On large projects such as the redevelopment of Pennsylvania Station and Governors Island:
"In each case—and this has been true of almost everything we’ve looked at—we tend to view things as investments—you’re putting up money upfront in order to get people to invest in the area that surrounds them. And if we don’t feel like we’re getting that sort of return, typically, we don’t make that sort of investment."
On worries of a slowing economy:
"The city is cyclical, it always has been cyclical, things always come back—they always come back stronger than they were—what’s important is that when you enter in a period of net economic difficulties, you continue to invest through them, so I would hope that our successors will employ that wisdom."
On the completion of the administration’s projects after 2009:
"We can never 100 percent ensure that what we’ve put in pace will be continued, but what we can do is make sure that there are people that are supportive of it that will hold our successors accountable for the failure to do so. We’re spending a lot of time thinking about issues of accountability and ensuring that our successors are held accountable."

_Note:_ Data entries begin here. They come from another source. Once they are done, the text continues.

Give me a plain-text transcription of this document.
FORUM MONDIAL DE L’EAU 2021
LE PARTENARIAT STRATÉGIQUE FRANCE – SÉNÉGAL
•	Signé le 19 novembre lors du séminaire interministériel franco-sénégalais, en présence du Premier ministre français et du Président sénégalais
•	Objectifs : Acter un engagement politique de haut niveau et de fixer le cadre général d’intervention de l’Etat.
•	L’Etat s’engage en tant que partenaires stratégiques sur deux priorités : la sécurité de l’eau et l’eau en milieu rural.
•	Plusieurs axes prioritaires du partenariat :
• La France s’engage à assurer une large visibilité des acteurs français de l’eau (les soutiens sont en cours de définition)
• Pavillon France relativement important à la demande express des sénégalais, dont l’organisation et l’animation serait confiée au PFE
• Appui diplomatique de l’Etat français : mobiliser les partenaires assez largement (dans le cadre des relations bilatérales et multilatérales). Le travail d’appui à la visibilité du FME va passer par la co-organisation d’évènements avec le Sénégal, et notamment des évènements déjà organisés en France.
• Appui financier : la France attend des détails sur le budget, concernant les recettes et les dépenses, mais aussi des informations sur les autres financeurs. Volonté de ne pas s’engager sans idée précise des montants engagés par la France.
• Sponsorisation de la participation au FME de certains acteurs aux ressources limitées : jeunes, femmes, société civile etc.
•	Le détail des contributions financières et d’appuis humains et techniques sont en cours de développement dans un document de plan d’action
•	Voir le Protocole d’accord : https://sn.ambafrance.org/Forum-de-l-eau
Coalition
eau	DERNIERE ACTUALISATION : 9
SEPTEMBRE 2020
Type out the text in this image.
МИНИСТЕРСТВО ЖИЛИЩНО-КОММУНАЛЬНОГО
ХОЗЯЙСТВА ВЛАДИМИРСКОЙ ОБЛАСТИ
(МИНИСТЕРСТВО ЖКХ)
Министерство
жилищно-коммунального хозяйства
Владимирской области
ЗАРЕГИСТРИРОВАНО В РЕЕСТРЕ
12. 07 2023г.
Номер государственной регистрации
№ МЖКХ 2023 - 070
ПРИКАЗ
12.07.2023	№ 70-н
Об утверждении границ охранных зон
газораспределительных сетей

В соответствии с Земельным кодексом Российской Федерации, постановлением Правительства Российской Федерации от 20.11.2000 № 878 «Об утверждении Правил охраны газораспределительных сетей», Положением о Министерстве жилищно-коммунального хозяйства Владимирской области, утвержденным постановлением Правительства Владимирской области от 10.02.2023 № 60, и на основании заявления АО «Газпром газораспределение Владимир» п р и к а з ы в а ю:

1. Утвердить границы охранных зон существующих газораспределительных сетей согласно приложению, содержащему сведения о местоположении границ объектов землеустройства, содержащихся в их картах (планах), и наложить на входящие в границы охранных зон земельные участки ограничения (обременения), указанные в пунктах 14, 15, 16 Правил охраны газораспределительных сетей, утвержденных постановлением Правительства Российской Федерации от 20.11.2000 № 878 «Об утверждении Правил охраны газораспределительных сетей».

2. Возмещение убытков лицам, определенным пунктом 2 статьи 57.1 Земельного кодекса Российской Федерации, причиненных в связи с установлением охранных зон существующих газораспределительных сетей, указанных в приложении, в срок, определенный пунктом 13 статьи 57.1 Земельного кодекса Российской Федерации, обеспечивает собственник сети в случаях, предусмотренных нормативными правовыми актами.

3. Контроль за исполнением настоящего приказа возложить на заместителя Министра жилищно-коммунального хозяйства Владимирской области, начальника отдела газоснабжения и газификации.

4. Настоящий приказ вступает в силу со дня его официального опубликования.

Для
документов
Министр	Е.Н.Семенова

On the Olympics as a catalyst for city-led initiatives:
"If you go back and look at the Olympic plan, it was the blueprint that we followed for the first several years—the Olympic plan highlighted very specific areas of the city that we believed needed focus in order to ensure the long term future of New York … In every single one of those cases, initially spurred out by the Olympic effort, we have our plans well underway, so it’s not necessary anymore, but it served a very useful purpose."